On Oct. 31, the Judiciary Committee voted to sponsor a proposal that would help give advocates and law enforcement a clearer picture of the problem of missing and murdered Indigenous people in the state. It would also require law enforcement cooperation with tribal agencies and cover emergency alerts and additional training.

The Legislature’s Select Committee on Tribal Relations voted in August to forward a draft bill to the committee.

“Our bill does four things, and these are all things that are consistent with (what) other states are doing,” Select Committee on Tribal Relations member and bill author Sen. Affie Ellis, R-Cheyenne, told the committee. “And when you combine them together, it provides for a pretty impressive package.”

If passed, the bill would, among other things: require the state Department of Criminal Investigation to gather and publish data on missing people and include their biographical data; require law enforcement agencies in Wyoming to cooperate with those efforts; have DCI offer training on missing and murdered Indigenous people for attorneys, prosecutors, judges and law enforcement agencies; and require the state to assist the Eastern Shoshone and Northern Arapaho tribes if they choose to implement and manage their own Amber Alert system.

Experts and advocates say more impactful change needs to come from the federal government. Still, the bill would be a first step for the state — which also has a task force examining the topic — as it, other states and the federal government begin to recognize the problem and look for solutions.

It’s unclear exactly how many Indigenous women and girls have gone missing or been murdered nationwide or in Wyoming. However, Wyoming officials reported 107 missing Native Americans to the National Crime Information Center last year.

Also, more than four in five Indigenous women and men have experienced violence in their lifetime, according to a 2016 National Institute of Justice study.

On Wind River, more than 70 people — mostly underage runaways who were vulnerable, had a history of being victims or had a history with substance abuse — had been reported missing as of August, Wind River Reservation Police Chief Tony Larvie told the tribal relations committee at the time.

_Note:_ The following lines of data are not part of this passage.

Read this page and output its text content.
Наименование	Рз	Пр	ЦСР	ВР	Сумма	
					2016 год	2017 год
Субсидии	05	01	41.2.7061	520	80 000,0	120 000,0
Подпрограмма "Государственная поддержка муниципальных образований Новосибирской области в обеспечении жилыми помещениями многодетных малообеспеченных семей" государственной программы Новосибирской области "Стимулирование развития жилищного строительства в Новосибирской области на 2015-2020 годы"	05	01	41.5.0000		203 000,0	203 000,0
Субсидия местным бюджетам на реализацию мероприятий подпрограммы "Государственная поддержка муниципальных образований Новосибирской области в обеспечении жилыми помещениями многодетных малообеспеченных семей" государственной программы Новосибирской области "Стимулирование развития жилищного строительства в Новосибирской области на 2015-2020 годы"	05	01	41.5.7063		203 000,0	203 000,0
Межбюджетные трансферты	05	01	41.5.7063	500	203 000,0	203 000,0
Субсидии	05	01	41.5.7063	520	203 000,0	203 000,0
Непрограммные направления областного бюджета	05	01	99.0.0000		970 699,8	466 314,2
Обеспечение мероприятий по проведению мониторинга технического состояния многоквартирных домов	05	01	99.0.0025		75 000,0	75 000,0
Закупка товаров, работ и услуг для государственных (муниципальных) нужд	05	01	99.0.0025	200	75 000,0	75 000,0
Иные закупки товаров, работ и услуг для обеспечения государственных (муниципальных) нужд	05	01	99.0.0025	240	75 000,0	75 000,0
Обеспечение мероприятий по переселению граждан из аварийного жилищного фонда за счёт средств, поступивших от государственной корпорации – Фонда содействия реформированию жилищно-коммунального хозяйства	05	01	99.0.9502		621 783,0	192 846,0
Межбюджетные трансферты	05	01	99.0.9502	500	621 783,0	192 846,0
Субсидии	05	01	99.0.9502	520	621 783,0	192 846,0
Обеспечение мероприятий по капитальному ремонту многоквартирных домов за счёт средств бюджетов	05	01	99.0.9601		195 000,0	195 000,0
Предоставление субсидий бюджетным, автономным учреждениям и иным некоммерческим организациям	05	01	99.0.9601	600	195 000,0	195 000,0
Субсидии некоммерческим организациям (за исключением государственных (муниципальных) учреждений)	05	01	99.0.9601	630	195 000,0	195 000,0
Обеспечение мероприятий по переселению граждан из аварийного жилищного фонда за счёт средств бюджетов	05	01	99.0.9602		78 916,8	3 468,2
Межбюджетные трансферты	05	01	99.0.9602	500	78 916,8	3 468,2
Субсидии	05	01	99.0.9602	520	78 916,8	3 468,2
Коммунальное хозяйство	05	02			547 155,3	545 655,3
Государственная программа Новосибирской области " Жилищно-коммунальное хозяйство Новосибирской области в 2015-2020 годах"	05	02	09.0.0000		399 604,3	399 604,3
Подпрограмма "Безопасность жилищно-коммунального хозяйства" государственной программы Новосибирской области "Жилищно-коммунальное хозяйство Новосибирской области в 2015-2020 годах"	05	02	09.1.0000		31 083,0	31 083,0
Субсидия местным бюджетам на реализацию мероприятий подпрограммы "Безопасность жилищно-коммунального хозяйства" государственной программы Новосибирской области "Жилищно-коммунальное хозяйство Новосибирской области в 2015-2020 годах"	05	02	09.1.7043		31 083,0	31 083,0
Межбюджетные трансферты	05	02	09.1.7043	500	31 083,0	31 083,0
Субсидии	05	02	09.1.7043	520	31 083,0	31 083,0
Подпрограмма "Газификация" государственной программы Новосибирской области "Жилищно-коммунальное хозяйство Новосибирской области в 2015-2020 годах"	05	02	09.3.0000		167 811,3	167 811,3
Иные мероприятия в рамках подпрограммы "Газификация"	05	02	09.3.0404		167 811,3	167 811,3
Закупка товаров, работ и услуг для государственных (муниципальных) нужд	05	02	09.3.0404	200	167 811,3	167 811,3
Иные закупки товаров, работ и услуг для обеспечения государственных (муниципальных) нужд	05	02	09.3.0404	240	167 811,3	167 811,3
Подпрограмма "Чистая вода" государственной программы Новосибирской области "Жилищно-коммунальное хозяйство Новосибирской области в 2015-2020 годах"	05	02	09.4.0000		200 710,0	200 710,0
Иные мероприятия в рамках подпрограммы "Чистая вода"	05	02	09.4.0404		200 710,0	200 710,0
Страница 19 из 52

Both Wyoming tribes endorse the proposal.

In a letter to lawmakers dated Oct. 15, Eastern Shoshone Business Council Chairman Vernon Hill pushed the Legislature to pass the bill. He said tribal leaders supported the proposal and provided input during the drafting process, adding that the tribes already work with state law enforcement agencies and “welcome any new ideas to assist us in expanding our cooperation and coordination for public safety.”

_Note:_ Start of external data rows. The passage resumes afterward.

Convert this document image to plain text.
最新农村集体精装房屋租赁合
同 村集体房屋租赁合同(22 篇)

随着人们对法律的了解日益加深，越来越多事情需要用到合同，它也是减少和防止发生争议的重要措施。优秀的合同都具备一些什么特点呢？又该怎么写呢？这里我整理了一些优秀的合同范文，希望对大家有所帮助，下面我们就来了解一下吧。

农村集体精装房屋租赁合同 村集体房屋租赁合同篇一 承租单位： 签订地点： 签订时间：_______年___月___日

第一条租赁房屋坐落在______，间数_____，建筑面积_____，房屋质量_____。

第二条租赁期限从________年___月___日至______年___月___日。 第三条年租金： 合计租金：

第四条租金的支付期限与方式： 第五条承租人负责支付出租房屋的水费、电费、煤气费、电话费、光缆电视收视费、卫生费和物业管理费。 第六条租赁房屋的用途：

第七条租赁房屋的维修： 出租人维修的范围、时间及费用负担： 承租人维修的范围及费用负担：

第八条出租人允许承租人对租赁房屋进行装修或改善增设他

“It has been a longstanding priority of the Tribe to advocate (for) and support ... public safety for our tribal members, community, reservation and the state as a whole,” Hill wrote. “We feel that is the utmost importance to us.”

Though not specific to missing and murdered Indigenous people in Wyoming, Ellis recently said the proposal would improve public safety on Wind River by essentially eliminating some jurisdictional limitations that can make policing more complicated when on a reservation or involving a person enrolled in a tribe.

At a Select Committee on Tribal Relations meeting in Fort Washakie last month, Ellis, a citizen of the Navajo Nation, said she’d like to revive a failed 2013 proposal that would have allowed tribal police to issue citations to or arrest offenders who weren’t Native American.

“I am dying to dust that sucker off,” she said.

Wyoming Highway Patrol Col. Kebin Haller told the committee that 10 troopers in the Fremont County area had completed special training through the federal government and already have the ability to enforce state laws with offenders who are enrolled in either of the two Wind River tribes on the reservation or assist tribal police with calls.

And while Wind River Police Department officers can go through training to be able to do the same with non-Native offenders, Haller said that training is more “burdensome” than what the Highway Patrol troopers had to complete. He said the proposal would allow law enforcement agencies to more effectively cover a larger area.

Committee member Rep. Lloyd Larsen, R-Lander, said it’s time “to bring that 360 (degrees) and allow tribal police to also be able to issue citations to non-tribal members while on tribal land.”

“It would be a great benefit for enforcing state law on tribal land,” he said.

When a similar proposal limited to traffic citations was first floated in 2013, lawmakers said the bill failed for political reasons.

“It caused a lot of angst in Fremont County,” said Sen. Cale Case, R-Lander, who led the tribal relations committee when the bill was first proposed. “There’s some folks over in the Riverton area that were really concerned about it for really no reason.”